Para ela, a linguagem teatral pode transformar os professores. “Quando eu trabalho com o professor ele se redescobre, tanto quanto a criança. Assim como as crianças, eles começam de um jeito, mas terminam o curso diferentes, fazendo uma redescoberta do outro e de si mesmos”, avalia.
Professor de artes cênicas da Escola Lourenço Castanho, em São Paulo, Pedro Haddad concorda com Betina. “A escola é um lugar essencial para que as crianças tenham o primeiro contato com o teatro, mesmo que não seja unicamente pela disciplina de artes cênicas. A linguagem pode ser utilizada de maneira muito feliz como complemento e incremento das dinâmicas dentro da sala de aula”, acredita.
O número de professores formados na área ainda é pequeno, mesmo que a Lei de Diretrizes e Bases da Educação (LDB) estabeleça o ensino da arte como obrigatório. Na maioria das vezes, a utilização do teatro na escola se restringe à disciplina de artes cênicas, quando há, e que nem sempre consegue dialogar com outras matérias. Além disso, o Referencial Curricular Nacional para a Educação Infantil (RCNEI) estabelece metas de qualidade para o desenvolvimento do ensino das crianças na creche e na pré-escola, mas não menciona a utilização do teatro como mecanismo de aprendizagem.
Formação
Betina Rugna explica que tirar o teatro do palco e levá-lo para dentro da sala de aula é simples, mas exige calma e conhecimento da parte do profissional. “O ensino do teatro não é apenas fazer uma peça e pronto. Primeiro, a criança descobre o corpo como ferramenta, depois começa a utilizar linguagens verbais e não verbais, depois trabalha a parte da expressão falada e não falada, depois as duas juntas, até que ela domina essa arte e pode dialogar com outros saberes. Faz parte da vivência. Se você for pensar bem, o teatro é uma grande brincadeira, pois todos nós o utilizamos no dia a dia”, diz.
Na opinião dela, não é preciso ser formado na área para se arriscar na linguagem.”Os jogos teatrais ajudam a fixar os conteúdos, mas também a desenvolver outras linguagens, tanto verbais, quanto não verbais.
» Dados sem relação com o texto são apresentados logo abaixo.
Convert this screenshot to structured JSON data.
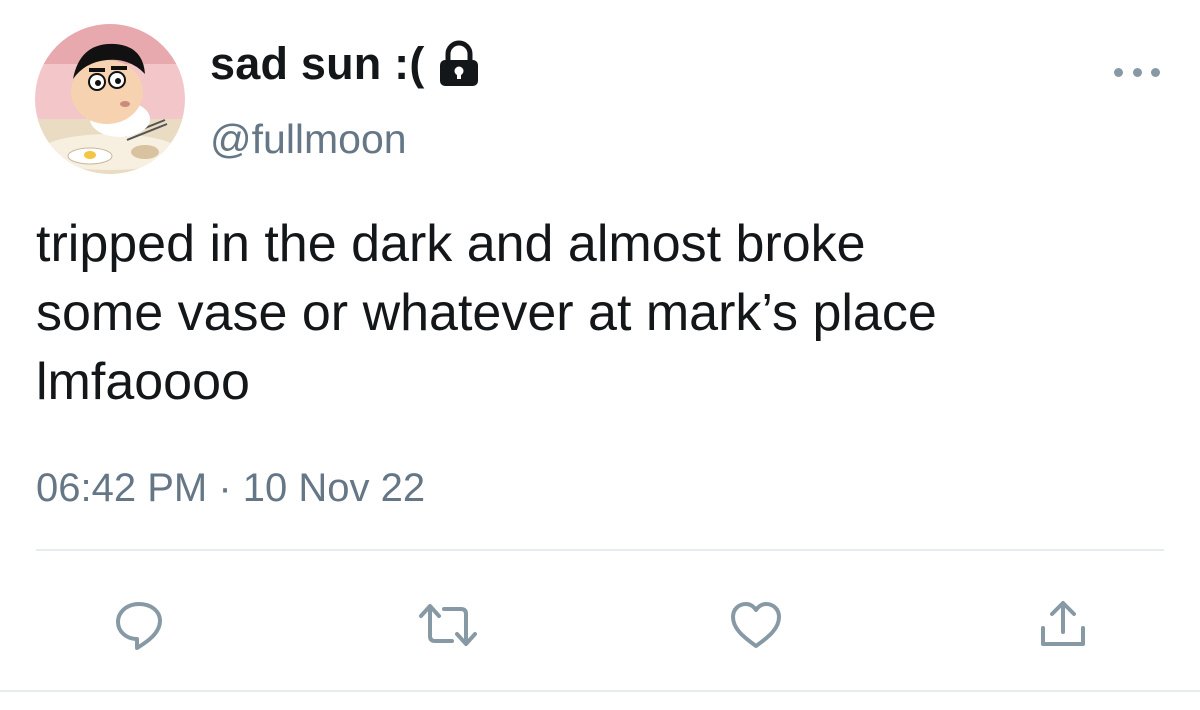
{
  "user": {
    "display_name": "sad sun :(",
    "handle": "@fullmoon",
    "protected": true,
    "lock_icon": "lock-icon",
    "avatar_icon": "avatar"
  },
  "tweet": {
    "text": "tripped in the dark and almost broke\nsome vase or whatever at mark’s place\nlmfaoooo",
    "timestamp": "06:42 PM · 10 Nov 22"
  },
  "actions": [
    {
      "name": "reply",
      "icon": "reply-icon"
    },
    {
      "name": "retweet",
      "icon": "retweet-icon"
    },
    {
      "name": "like",
      "icon": "heart-icon"
    },
    {
      "name": "share",
      "icon": "share-icon"
    }
  ],
  "colors": {
    "text_primary": "#14171a",
    "text_secondary": "#657786",
    "icon_gray": "#8899a6",
    "divider": "#e6ecf0"
  }
}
Quando o professor fala sobre os sentidos, está ensinando ciências. Quando lê um texto e o interpreta, a criança está trabalhando a criatividade e o vocabulário. O tempo todo o teatro trabalha uma função específica, por meio da linguagem”, defende.
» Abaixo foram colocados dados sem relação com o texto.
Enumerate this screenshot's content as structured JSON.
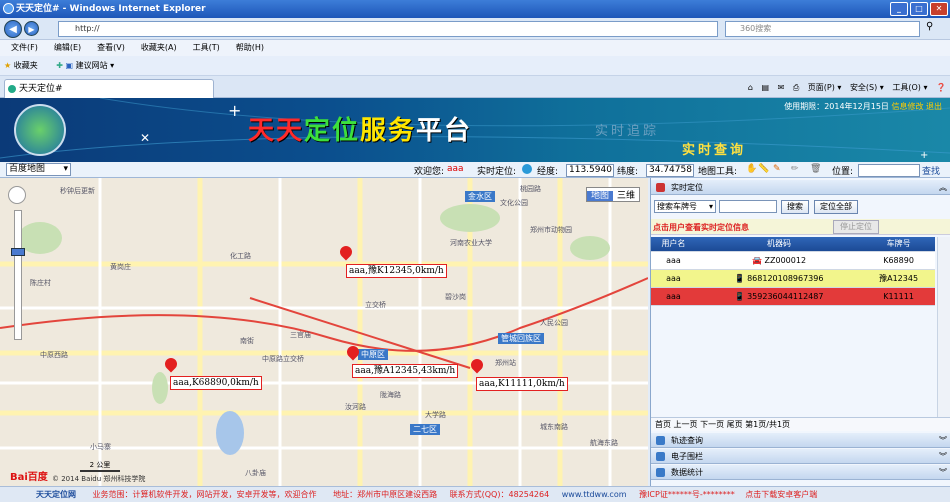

Já para o professor de artes cênicas Pedro Haddad, essas atividades podem ajudar no aprendizado, mas dependem de como são usadas em sala de aula. “Por seu caráter coletivo e lúdico, as dinâmicas teatrais proporcionam experiências que promovem o envolvimento das crianças de maneira única. Mas é importante notar que as dinâmicas, por si só, não levam a nada, e é essencial que elas sejam bem conduzidas e acompanhadas de uma reflexão. Para isto o professor deve sim se preparar”, salienta.
Assim como ele, alguns profissionais que trabalham com o teatro temem que sua dinâmica nas escolas seja reduzida à condição de suporte para outras disciplinas. “É interessante que o teatro possa mediar e fazer parte desses projetos interdisciplinares, mas há de se ter um pouco de cuidado para que ele não perca aquilo que lhe é valoroso”, reitera o professor da ECA da Universidade de São Paulo (USP), Flávio Desgranges.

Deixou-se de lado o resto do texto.